Alongside surrealistic tableaux like this are scenes that should be pure fantasy but are anything but—like a group of prisoners forced to play soccer for their lives. In an unforgettable moment one of them is forced to retrieve the ball from a forest “with more mines in the ground than mushrooms.” He is given a bullet-proof vest: “Wrap it up well before you bring it back,” a soldier tells him. This is gallows humor at its blackest.
Stanisic has a fantastic talent for blending the mundane and the soul-shattering. To see his characters fretting over their Tetris scores while being shelled by unseen enemies is to understand that this can and does happen anywhere. But war isn’t Stanisic's true subject. Nor is religious conflict: the names of his mother’s parents, Rafik and Fatima, are our only clues to a mixed heritage that gives Aleksandar his special sensitivity. The book is above all a tribute to individuality, how the inner world of memory and invention must assert itself in the face of forces that divide and level.But Meho wasn’t blown up, he just crapped in his trousers, it would wash out. His own side and some of the Serbians applauded as he stalked back to the clearing with the ball under his arm and his head still on his shoulders, looking as if at the very least he’d just scored in extra time in the final against Brazil, making it one-nil, and was on his way to the terraces to acknowledge the cheers.
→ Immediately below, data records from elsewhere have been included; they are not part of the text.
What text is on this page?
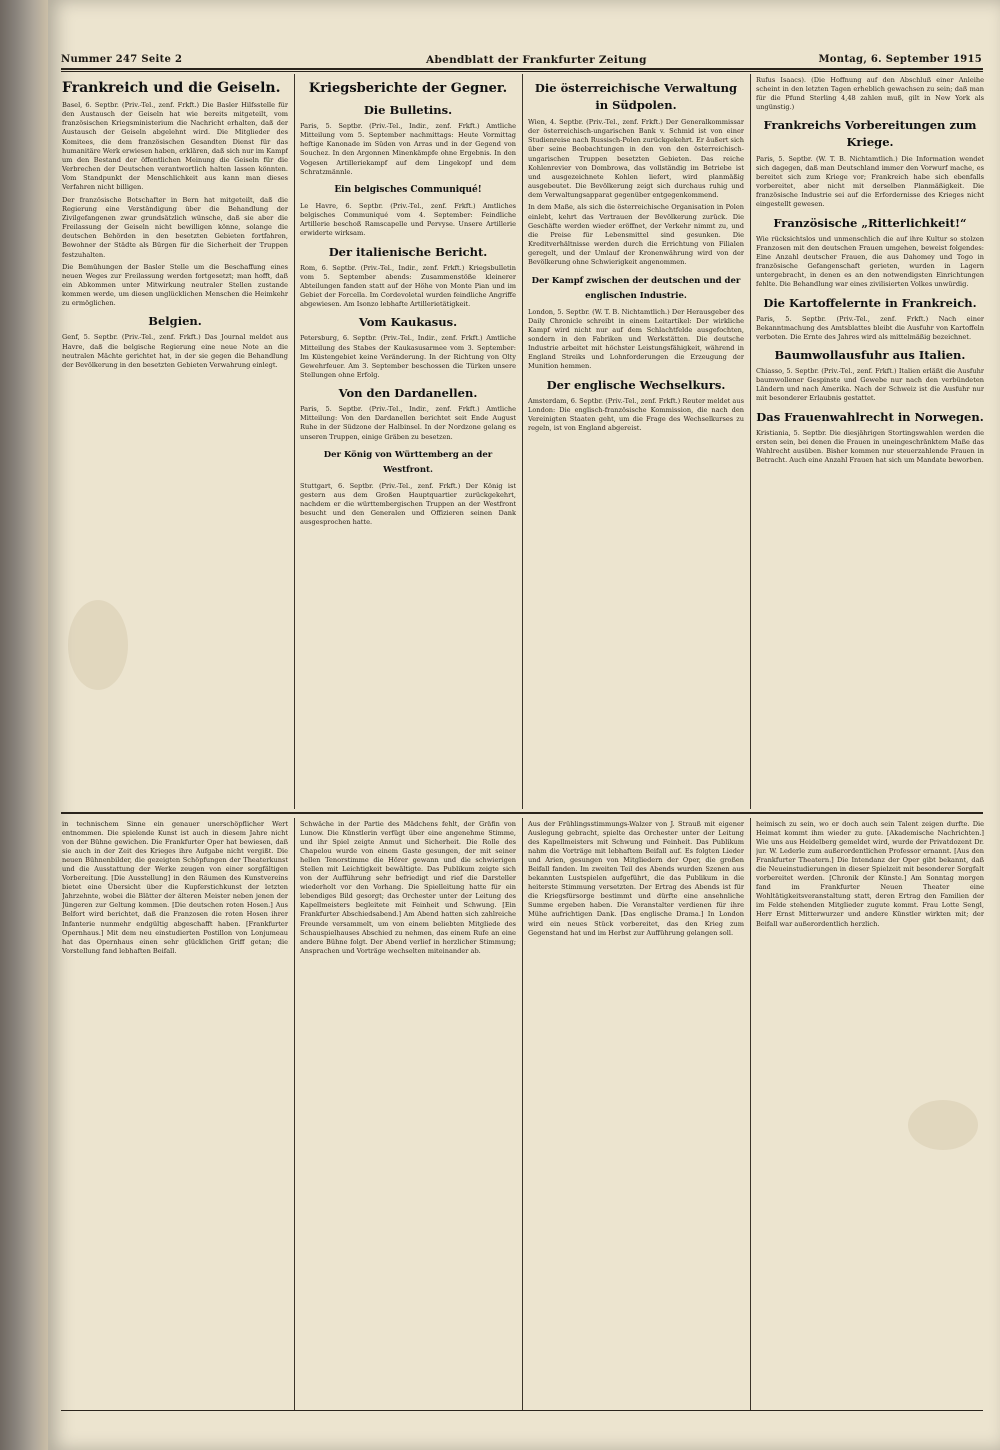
Nummer 247 Seite 2	Abendblatt der Frankfurter Zeitung	Montag, 6. September 1915
Frankreich und die Geiseln.

Basel, 6. Septbr. (Priv.-Tel., zenf. Frkft.) Die Basler Hilfsstelle für den Austausch der Geiseln hat wie bereits mitgeteilt, vom französischen Kriegsministerium die Nachricht erhalten, daß der Austausch der Geiseln abgelehnt wird. Die Mitglieder des Komitees, die dem französischen Gesandten Dienst für das humanitäre Werk erwiesen haben, erklären, daß sich nur im Kampf um den Bestand der öffentlichen Meinung die Geiseln für die Verbrechen der Deutschen verantwortlich halten lassen könnten. Vom Standpunkt der Menschlichkeit aus kann man dieses Verfahren nicht billigen.

Der französische Botschafter in Bern hat mitgeteilt, daß die Regierung eine Verständigung über die Behandlung der Zivilgefangenen zwar grundsätzlich wünsche, daß sie aber die Freilassung der Geiseln nicht bewilligen könne, solange die deutschen Behörden in den besetzten Gebieten fortfahren, Bewohner der Städte als Bürgen für die Sicherheit der Truppen festzuhalten.

Die Bemühungen der Basler Stelle um die Beschaffung eines neuen Weges zur Freilassung werden fortgesetzt; man hofft, daß ein Abkommen unter Mitwirkung neutraler Stellen zustande kommen werde, um diesen unglücklichen Menschen die Heimkehr zu ermöglichen.

Belgien.

Genf, 5. Septbr. (Priv.-Tel., zenf. Frkft.) Das Journal meldet aus Havre, daß die belgische Regierung eine neue Note an die neutralen Mächte gerichtet hat, in der sie gegen die Behandlung der Bevölkerung in den besetzten Gebieten Verwahrung einlegt.

Kriegsberichte der Gegner.
Die Bulletins.

Paris, 5. Septbr. (Priv.-Tel., Indir., zenf. Frkft.) Amtliche Mitteilung vom 5. September nachmittags: Heute Vormittag heftige Kanonade im Süden von Arras und in der Gegend von Souchez. In den Argonnen Minenkämpfe ohne Ergebnis. In den Vogesen Artilleriekampf auf dem Lingekopf und dem Schratzmännle.

Ein belgisches Communiqué!

Le Havre, 6. Septbr. (Priv.-Tel., zenf. Frkft.) Amtliches belgisches Communiqué vom 4. September: Feindliche Artillerie beschoß Ramscapelle und Pervyse. Unsere Artillerie erwiderte wirksam.

Der italienische Bericht.

Rom, 6. Septbr. (Priv.-Tel., Indir., zenf. Frkft.) Kriegsbulletin vom 5. September abends: Zusammenstöße kleinerer Abteilungen fanden statt auf der Höhe von Monte Pian und im Gebiet der Forcella. Im Cordevoletal wurden feindliche Angriffe abgewiesen. Am Isonzo lebhafte Artillerietätigkeit.

Vom Kaukasus.

Petersburg, 6. Septbr. (Priv.-Tel., Indir., zenf. Frkft.) Amtliche Mitteilung des Stabes der Kaukasusarmee vom 3. September: Im Küstengebiet keine Veränderung. In der Richtung von Olty Gewehrfeuer. Am 3. September beschossen die Türken unsere Stellungen ohne Erfolg.

Von den Dardanellen.

Paris, 5. Septbr. (Priv.-Tel., Indir., zenf. Frkft.) Amtliche Mitteilung: Von den Dardanellen berichtet seit Ende August Ruhe in der Südzone der Halbinsel. In der Nordzone gelang es unseren Truppen, einige Gräben zu besetzen.

Der König von Württemberg an der Westfront.

Stuttgart, 6. Septbr. (Priv.-Tel., zenf. Frkft.) Der König ist gestern aus dem Großen Hauptquartier zurückgekehrt, nachdem er die württembergischen Truppen an der Westfront besucht und den Generalen und Offizieren seinen Dank ausgesprochen hatte.

Die österreichische Verwaltung in Südpolen.

Wien, 4. Septbr. (Priv.-Tel., zenf. Frkft.) Der Generalkommissar der österreichisch-ungarischen Bank v. Schmid ist von einer Studienreise nach Russisch-Polen zurückgekehrt. Er äußert sich über seine Beobachtungen in den von den österreichisch-ungarischen Truppen besetzten Gebieten. Das reiche Kohlenrevier von Dombrowa, das vollständig im Betriebe ist und ausgezeichnete Kohlen liefert, wird planmäßig ausgebeutet. Die Bevölkerung zeigt sich durchaus ruhig und dem Verwaltungsapparat gegenüber entgegenkommend.

In dem Maße, als sich die österreichische Organisation in Polen einlebt, kehrt das Vertrauen der Bevölkerung zurück. Die Geschäfte werden wieder eröffnet, der Verkehr nimmt zu, und die Preise für Lebensmittel sind gesunken. Die Kreditverhältnisse werden durch die Errichtung von Filialen geregelt, und der Umlauf der Kronenwährung wird von der Bevölkerung ohne Schwierigkeit angenommen.

Der Kampf zwischen der deutschen und der englischen Industrie.

London, 5. Septbr. (W. T. B. Nichtamtlich.) Der Herausgeber des Daily Chronicle schreibt in einem Leitartikel: Der wirkliche Kampf wird nicht nur auf dem Schlachtfelde ausgefochten, sondern in den Fabriken und Werkstätten. Die deutsche Industrie arbeitet mit höchster Leistungsfähigkeit, während in England Streiks und Lohnforderungen die Erzeugung der Munition hemmen.

Der englische Wechselkurs.

Amsterdam, 6. Septbr. (Priv.-Tel., zenf. Frkft.) Reuter meldet aus London: Die englisch-französische Kommission, die nach den Vereinigten Staaten geht, um die Frage des Wechselkurses zu regeln, ist von England abgereist.

Rufus Isaacs). (Die Hoffnung auf den Abschluß einer Anleihe scheint in den letzten Tagen erheblich gewachsen zu sein; daß man für die Pfund Sterling 4,48 zahlen muß, gilt in New York als ungünstig.)

Frankreichs Vorbereitungen zum Kriege.

Paris, 5. Septbr. (W. T. B. Nichtamtlich.) Die Information wendet sich dagegen, daß man Deutschland immer den Vorwurf mache, es bereitet sich zum Kriege vor; Frankreich habe sich ebenfalls vorbereitet, aber nicht mit derselben Planmäßigkeit. Die französische Industrie sei auf die Erfordernisse des Krieges nicht eingestellt gewesen.

Französische „Ritterlichkeit!“

Wie rücksichtslos und unmenschlich die auf ihre Kultur so stolzen Franzosen mit den deutschen Frauen umgehen, beweist folgendes: Eine Anzahl deutscher Frauen, die aus Dahomey und Togo in französische Gefangenschaft gerieten, wurden in Lagern untergebracht, in denen es an den notwendigsten Einrichtungen fehlte. Die Behandlung war eines zivilisierten Volkes unwürdig.

Die Kartoffelernte in Frankreich.

Paris, 5. Septbr. (Priv.-Tel., zenf. Frkft.) Nach einer Bekanntmachung des Amtsblattes bleibt die Ausfuhr von Kartoffeln verboten. Die Ernte des Jahres wird als mittelmäßig bezeichnet.

Baumwollausfuhr aus Italien.

Chiasso, 5. Septbr. (Priv.-Tel., zenf. Frkft.) Italien erläßt die Ausfuhr baumwollener Gespinste und Gewebe nur nach den verbündeten Ländern und nach Amerika. Nach der Schweiz ist die Ausfuhr nur mit besonderer Erlaubnis gestattet.

Das Frauenwahlrecht in Norwegen.

Kristiania, 5. Septbr. Die diesjährigen Stortingswahlen werden die ersten sein, bei denen die Frauen in uneingeschränktem Maße das Wahlrecht ausüben. Bisher kommen nur steuerzahlende Frauen in Betracht. Auch eine Anzahl Frauen hat sich um Mandate beworben.

in technischem Sinne ein genauer unerschöpflicher Wert entnommen. Die spielende Kunst ist auch in diesem Jahre nicht von der Bühne gewichen. Die Frankfurter Oper hat bewiesen, daß sie auch in der Zeit des Krieges ihre Aufgabe nicht vergißt. Die neuen Bühnenbilder, die gezeigten Schöpfungen der Theaterkunst und die Ausstattung der Werke zeugen von einer sorgfältigen Vorbereitung. [Die Ausstellung] in den Räumen des Kunstvereins bietet eine Übersicht über die Kupferstichkunst der letzten Jahrzehnte, wobei die Blätter der älteren Meister neben jenen der Jüngeren zur Geltung kommen. [Die deutschen roten Hosen.] Aus Belfort wird berichtet, daß die Franzosen die roten Hosen ihrer Infanterie nunmehr endgültig abgeschafft haben. [Frankfurter Opernhaus.] Mit dem neu einstudierten Postillon von Lonjumeau hat das Opernhaus einen sehr glücklichen Griff getan; die Vorstellung fand lebhaften Beifall.

Schwäche in der Partie des Mädchens fehlt, der Gräfin von Lunow. Die Künstlerin verfügt über eine angenehme Stimme, und ihr Spiel zeigte Anmut und Sicherheit. Die Rolle des Chapelou wurde von einem Gaste gesungen, der mit seiner hellen Tenorstimme die Hörer gewann und die schwierigen Stellen mit Leichtigkeit bewältigte. Das Publikum zeigte sich von der Aufführung sehr befriedigt und rief die Darsteller wiederholt vor den Vorhang. Die Spielleitung hatte für ein lebendiges Bild gesorgt; das Orchester unter der Leitung des Kapellmeisters begleitete mit Feinheit und Schwung. [Ein Frankfurter Abschiedsabend.] Am Abend hatten sich zahlreiche Freunde versammelt, um von einem beliebten Mitgliede des Schauspielhauses Abschied zu nehmen, das einem Rufe an eine andere Bühne folgt. Der Abend verlief in herzlicher Stimmung; Ansprachen und Vorträge wechselten miteinander ab.

Aus der Frühlingsstimmungs-Walzer von J. Strauß mit eigener Auslegung gebracht, spielte das Orchester unter der Leitung des Kapellmeisters mit Schwung und Feinheit. Das Publikum nahm die Vorträge mit lebhaftem Beifall auf. Es folgten Lieder und Arien, gesungen von Mitgliedern der Oper, die großen Beifall fanden. Im zweiten Teil des Abends wurden Szenen aus bekannten Lustspielen aufgeführt, die das Publikum in die heiterste Stimmung versetzten. Der Ertrag des Abends ist für die Kriegsfürsorge bestimmt und dürfte eine ansehnliche Summe ergeben haben. Die Veranstalter verdienen für ihre Mühe aufrichtigen Dank. [Das englische Drama.] In London wird ein neues Stück vorbereitet, das den Krieg zum Gegenstand hat und im Herbst zur Aufführung gelangen soll.

heimisch zu sein, wo er doch auch sein Talent zeigen durfte. Die Heimat kommt ihm wieder zu gute. [Akademische Nachrichten.] Wie uns aus Heidelberg gemeldet wird, wurde der Privatdozent Dr. jur. W. Lederle zum außerordentlichen Professor ernannt. [Aus den Frankfurter Theatern.] Die Intendanz der Oper gibt bekannt, daß die Neueinstudierungen in dieser Spielzeit mit besonderer Sorgfalt vorbereitet werden. [Chronik der Künste.] Am Sonntag morgen fand im Frankfurter Neuen Theater eine Wohltätigkeitsveranstaltung statt, deren Ertrag den Familien der im Felde stehenden Mitglieder zugute kommt. Frau Lotte Sengl, Herr Ernst Mitterwurzer und andere Künstler wirkten mit; der Beifall war außerordentlich herzlich.
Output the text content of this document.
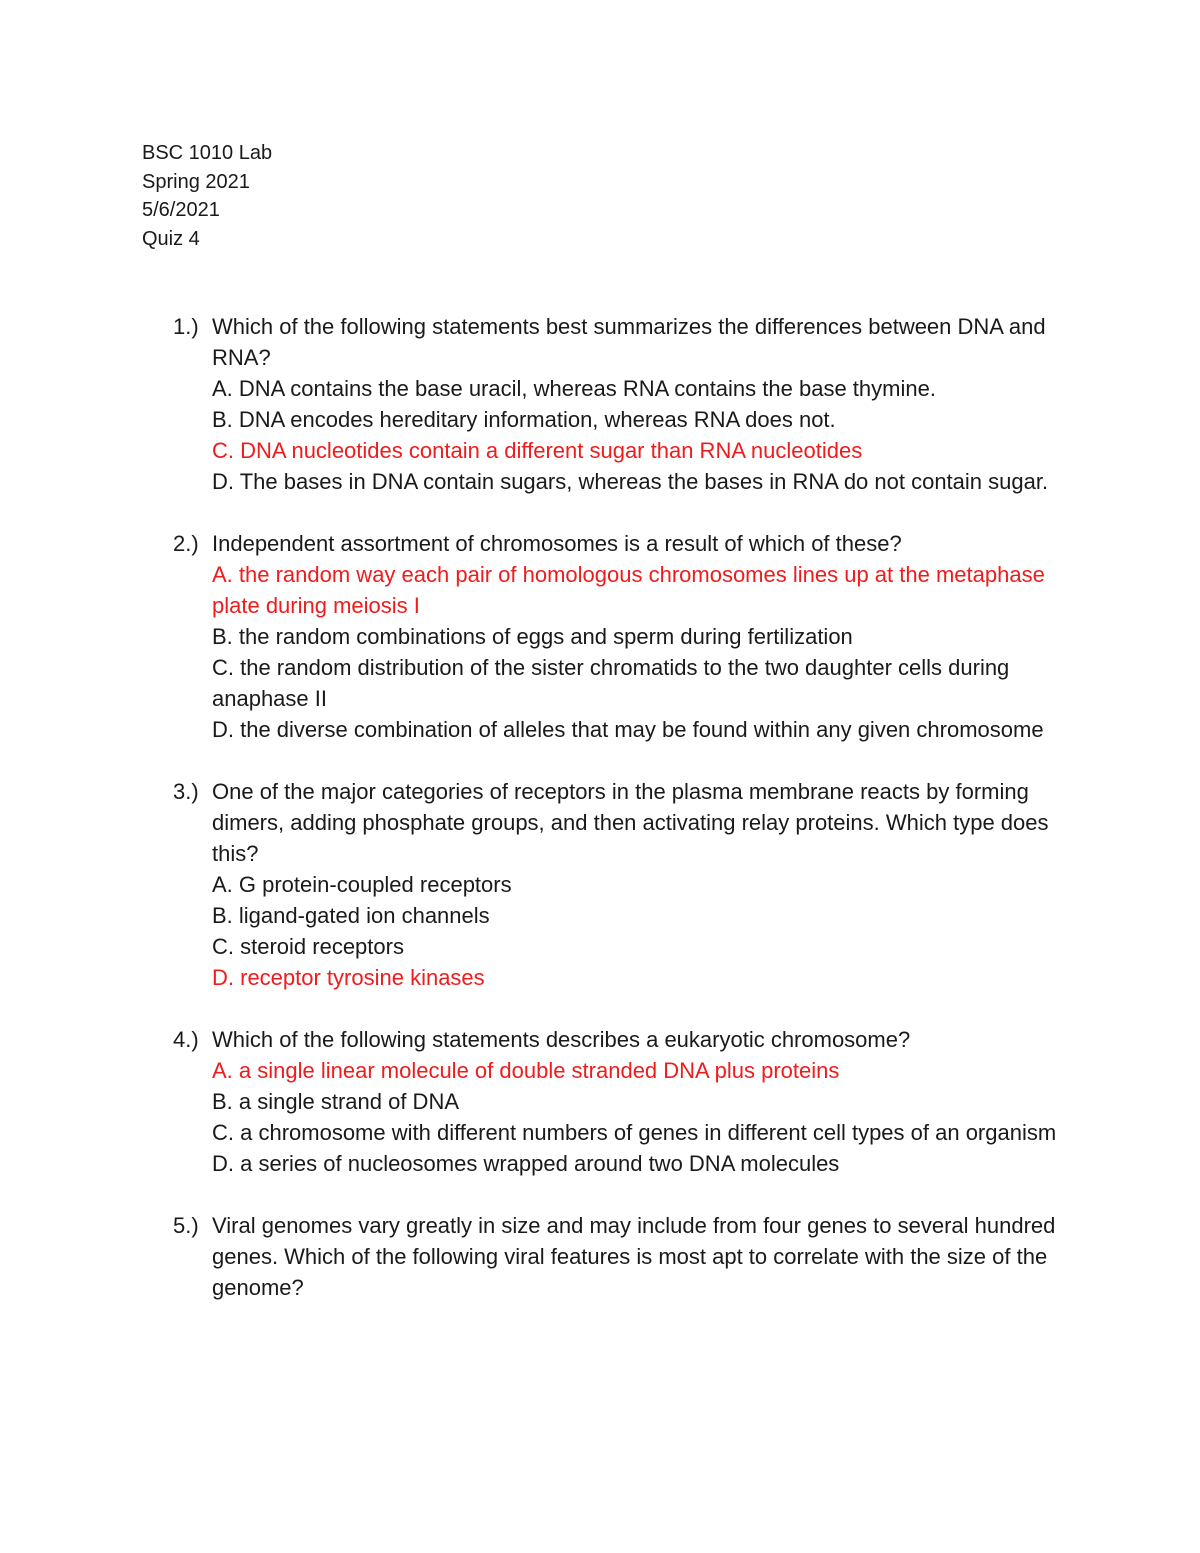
BSC 1010 Lab
Spring 2021
5/6/2021
Quiz 4
1.) Which of the following statements best summarizes the differences between DNA and RNA?

A. DNA contains the base uracil, whereas RNA contains the base thymine.

B. DNA encodes hereditary information, whereas RNA does not.

C. DNA nucleotides contain a different sugar than RNA nucleotides

D. The bases in DNA contain sugars, whereas the bases in RNA do not contain sugar.

2.) Independent assortment of chromosomes is a result of which of these?

A. the random way each pair of homologous chromosomes lines up at the metaphase plate during meiosis I

B. the random combinations of eggs and sperm during fertilization

C. the random distribution of the sister chromatids to the two daughter cells during anaphase II

D. the diverse combination of alleles that may be found within any given chromosome

3.) One of the major categories of receptors in the plasma membrane reacts by forming dimers, adding phosphate groups, and then activating relay proteins. Which type does this?

A. G protein-coupled receptors

B. ligand-gated ion channels

C. steroid receptors

D. receptor tyrosine kinases

4.) Which of the following statements describes a eukaryotic chromosome?

A. a single linear molecule of double stranded DNA plus proteins

B. a single strand of DNA

C. a chromosome with different numbers of genes in different cell types of an organism

D. a series of nucleosomes wrapped around two DNA molecules

5.) Viral genomes vary greatly in size and may include from four genes to several hundred genes. Which of the following viral features is most apt to correlate with the size of the genome?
Aleksandar, like his creator, escapes to safety in short order, but he is undeniably changed by the ordeal. This is reflected expertly in Stanisic’s prose. When Aleksandar returns to his home years later, his voice is subdued; it is unmistakably his but filled with solemnity and respect. He is no longer a child at the center of his own strange universe. He is both grateful and ashamed to have escaped. And so when his uncle Miki launches into a tirade about Aleksandar’s father, who “sends money, and photos of a swimming pool and your mother in a bathing costume,” Aleksandar forces himself to accept the anger. It is a fine moment in what is a very rare achievement: a book that describes childhood without, as so many American novels do, glorifying childishness.